As part of a commitment to reducing long-term benefit dependency, the Government is working through the Welfare Working Group recommendations made earlier this year.
“Over the coming months, we’ll set out a clear direction for welfare reform and New Zealanders can expect a series of policy announcements, each with a focus on better opportunities,” says Ms Bennett.
“We intend to make extensive reforms because the social costs of long-term and intergenerational welfare dependency are unsustainable.
“We are starting our programme by focusing on young people who are not in education, training or work, because this group is very much at risk of long-term benefit dependency,” Ms Bennett says.
“When these young people turn 18, 90 per cent of them will go onto a fully-fledged adult benefit, unless we do something to intervene.”
A suite of extra supports and services will be balanced with fresh expectations for young people to be in education, training or work.
Ms Bennett said the Government intends to fundamentally change how it works with young people.
For young people who are not in education, training or employment, the Government will fund organisations to support them into education and training programmes and help to keep them there.
The Government will also amend the Privacy Act and the Education Act so that the most at-risk young people can be identified and contacted.
For all 16-and 17-year-olds on benefits, and also for 18-year-old teen parents, the way they get financial assistance will change.
There will be a much more managed system of payments. Details are still being worked through, but it is anticipated that this system will include:
• some essential costs, like rent and power, being paid directly on the young person's behalf
• money for basic living costs like food and groceries being loaded onto a payment card that can only be used to buy certain types of goods and cannot be used to buy things like alcohol or cigarettes
• a certain, limited amount of money being available for the young person to spend at their own discretion.

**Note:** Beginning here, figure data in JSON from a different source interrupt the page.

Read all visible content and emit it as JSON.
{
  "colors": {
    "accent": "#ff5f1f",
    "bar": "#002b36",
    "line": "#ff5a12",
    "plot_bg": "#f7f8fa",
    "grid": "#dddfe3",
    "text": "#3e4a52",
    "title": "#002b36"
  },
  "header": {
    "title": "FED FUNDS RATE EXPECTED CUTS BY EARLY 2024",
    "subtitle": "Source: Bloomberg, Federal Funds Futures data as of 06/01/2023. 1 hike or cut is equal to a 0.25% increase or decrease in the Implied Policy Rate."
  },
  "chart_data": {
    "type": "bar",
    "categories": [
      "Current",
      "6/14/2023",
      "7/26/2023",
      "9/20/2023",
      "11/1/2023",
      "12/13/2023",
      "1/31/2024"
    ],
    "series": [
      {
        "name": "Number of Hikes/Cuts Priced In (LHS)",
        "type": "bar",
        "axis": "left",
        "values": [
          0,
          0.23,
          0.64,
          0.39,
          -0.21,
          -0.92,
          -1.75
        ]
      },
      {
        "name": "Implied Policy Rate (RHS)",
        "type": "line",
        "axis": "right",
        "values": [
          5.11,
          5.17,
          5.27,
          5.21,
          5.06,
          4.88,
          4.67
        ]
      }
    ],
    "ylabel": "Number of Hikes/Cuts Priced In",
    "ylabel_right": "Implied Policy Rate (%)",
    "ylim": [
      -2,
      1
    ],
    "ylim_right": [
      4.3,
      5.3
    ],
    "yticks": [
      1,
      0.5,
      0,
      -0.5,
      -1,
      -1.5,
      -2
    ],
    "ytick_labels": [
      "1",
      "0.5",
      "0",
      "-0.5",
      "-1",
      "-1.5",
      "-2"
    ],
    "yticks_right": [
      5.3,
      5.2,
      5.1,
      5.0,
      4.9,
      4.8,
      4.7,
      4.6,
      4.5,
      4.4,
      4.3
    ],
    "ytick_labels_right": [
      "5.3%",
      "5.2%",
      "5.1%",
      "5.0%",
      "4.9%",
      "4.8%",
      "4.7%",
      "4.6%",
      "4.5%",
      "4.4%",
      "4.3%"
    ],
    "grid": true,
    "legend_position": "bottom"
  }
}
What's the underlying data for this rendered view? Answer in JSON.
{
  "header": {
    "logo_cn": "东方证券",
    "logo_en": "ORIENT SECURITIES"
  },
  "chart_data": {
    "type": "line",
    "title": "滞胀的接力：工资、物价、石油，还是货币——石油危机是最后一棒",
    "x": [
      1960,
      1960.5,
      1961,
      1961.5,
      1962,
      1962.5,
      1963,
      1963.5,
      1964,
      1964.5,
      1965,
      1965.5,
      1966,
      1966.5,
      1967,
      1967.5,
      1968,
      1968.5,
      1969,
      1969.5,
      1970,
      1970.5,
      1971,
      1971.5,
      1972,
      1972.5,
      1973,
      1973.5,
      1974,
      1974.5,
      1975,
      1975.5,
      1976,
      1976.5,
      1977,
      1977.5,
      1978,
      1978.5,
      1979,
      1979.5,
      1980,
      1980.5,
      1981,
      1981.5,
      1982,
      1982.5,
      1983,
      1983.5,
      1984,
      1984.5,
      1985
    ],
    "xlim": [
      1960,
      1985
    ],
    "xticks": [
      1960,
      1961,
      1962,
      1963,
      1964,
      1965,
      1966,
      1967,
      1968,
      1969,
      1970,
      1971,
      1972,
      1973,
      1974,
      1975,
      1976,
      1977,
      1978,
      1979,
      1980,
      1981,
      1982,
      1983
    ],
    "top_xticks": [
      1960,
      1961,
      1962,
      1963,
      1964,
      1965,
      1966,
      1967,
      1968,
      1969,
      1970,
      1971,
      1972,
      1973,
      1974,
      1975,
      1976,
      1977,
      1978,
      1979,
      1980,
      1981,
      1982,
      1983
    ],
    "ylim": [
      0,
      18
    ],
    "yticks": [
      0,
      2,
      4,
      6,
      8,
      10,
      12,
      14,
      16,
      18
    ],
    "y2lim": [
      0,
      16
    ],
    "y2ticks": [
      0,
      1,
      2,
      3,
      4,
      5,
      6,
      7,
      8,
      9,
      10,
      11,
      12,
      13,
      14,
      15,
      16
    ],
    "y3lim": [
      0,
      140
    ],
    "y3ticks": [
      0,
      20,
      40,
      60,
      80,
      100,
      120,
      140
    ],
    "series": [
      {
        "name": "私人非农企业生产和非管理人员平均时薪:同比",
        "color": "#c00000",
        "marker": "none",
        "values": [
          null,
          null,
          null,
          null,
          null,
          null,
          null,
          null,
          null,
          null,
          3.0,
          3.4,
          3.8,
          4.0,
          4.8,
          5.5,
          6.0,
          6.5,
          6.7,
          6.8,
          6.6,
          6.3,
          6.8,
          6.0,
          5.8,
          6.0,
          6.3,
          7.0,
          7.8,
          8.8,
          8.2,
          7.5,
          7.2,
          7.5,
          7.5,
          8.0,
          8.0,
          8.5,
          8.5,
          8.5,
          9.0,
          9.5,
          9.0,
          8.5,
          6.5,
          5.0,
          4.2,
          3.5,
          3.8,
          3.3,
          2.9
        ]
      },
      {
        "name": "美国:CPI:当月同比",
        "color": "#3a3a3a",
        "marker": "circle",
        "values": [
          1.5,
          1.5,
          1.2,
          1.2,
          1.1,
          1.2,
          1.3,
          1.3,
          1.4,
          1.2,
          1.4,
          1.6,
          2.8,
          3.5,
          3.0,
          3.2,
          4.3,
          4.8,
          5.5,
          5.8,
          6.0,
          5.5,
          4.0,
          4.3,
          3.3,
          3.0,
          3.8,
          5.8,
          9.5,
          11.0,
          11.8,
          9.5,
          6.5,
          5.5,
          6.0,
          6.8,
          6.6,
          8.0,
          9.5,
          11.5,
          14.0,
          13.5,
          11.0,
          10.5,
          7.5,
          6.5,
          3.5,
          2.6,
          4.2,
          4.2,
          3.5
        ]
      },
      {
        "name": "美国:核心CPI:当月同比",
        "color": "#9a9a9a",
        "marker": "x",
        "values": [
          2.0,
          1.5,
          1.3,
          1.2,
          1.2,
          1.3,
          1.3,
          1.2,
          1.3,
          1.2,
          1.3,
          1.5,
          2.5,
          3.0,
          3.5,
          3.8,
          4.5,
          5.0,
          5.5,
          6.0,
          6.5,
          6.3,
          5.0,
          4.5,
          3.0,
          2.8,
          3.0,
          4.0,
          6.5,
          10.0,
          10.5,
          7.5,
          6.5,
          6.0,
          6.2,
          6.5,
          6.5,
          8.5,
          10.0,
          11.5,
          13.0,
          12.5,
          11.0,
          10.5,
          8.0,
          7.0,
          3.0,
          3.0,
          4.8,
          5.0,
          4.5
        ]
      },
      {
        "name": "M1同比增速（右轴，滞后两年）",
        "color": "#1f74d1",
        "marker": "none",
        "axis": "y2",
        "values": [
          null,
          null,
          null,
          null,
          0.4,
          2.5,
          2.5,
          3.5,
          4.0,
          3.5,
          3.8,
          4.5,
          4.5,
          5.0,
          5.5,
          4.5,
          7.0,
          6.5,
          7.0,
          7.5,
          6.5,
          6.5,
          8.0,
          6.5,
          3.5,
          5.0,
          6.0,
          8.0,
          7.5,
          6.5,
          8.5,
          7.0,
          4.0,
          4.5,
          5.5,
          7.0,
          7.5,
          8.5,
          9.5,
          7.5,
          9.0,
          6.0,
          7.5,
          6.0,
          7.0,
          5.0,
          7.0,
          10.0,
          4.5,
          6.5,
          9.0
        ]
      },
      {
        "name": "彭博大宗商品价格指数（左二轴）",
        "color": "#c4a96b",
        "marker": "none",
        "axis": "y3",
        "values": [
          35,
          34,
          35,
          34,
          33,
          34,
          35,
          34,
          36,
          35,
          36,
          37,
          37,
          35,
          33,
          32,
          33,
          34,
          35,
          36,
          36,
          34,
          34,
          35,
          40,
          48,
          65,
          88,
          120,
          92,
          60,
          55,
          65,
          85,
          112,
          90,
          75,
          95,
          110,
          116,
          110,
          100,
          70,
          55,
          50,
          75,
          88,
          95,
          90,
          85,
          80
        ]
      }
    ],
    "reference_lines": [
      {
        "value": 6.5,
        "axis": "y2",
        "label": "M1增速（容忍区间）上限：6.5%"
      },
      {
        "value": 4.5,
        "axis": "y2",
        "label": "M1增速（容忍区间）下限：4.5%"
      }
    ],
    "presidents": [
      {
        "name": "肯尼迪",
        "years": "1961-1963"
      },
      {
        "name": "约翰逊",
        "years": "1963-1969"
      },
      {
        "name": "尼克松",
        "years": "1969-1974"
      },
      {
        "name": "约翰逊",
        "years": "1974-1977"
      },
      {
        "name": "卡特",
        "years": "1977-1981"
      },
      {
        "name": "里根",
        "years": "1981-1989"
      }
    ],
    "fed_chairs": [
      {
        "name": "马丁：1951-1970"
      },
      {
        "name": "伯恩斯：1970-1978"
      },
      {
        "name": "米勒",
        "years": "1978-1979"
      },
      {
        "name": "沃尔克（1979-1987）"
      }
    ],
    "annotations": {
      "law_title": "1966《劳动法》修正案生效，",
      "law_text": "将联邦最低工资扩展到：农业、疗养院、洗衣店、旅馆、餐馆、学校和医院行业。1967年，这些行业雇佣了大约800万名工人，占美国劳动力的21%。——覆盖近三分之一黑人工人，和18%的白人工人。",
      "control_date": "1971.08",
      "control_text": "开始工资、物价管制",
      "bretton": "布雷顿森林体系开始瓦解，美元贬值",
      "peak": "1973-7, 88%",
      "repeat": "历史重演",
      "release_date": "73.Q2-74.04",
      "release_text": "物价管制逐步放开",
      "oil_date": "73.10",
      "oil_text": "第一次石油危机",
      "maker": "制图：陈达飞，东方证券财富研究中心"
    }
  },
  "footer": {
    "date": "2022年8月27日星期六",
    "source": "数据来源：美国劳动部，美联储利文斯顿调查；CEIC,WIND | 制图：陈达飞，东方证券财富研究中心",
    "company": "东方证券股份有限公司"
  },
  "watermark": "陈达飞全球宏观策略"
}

Young people receiving this financial assistance will also receive intensive case management and support. They will also have clear obligations, including to be in education, training or work-based learning.
Childcare assistance will be available for teen parents so they can return to education or training.
As the Government works through each section of welfare reform, officials will work on the complex details underpinning the changes.
“This is the beginning of what will be a radical overhaul of an outdated system that has for too long kept New Zealanders trapped in a life of limited choices.
“The hands-off approach to benefits for young people has not worked. So the National-led Government is moving to a more targeted, supportive approach will provide better outcomes for young people,” says Ms Bennett.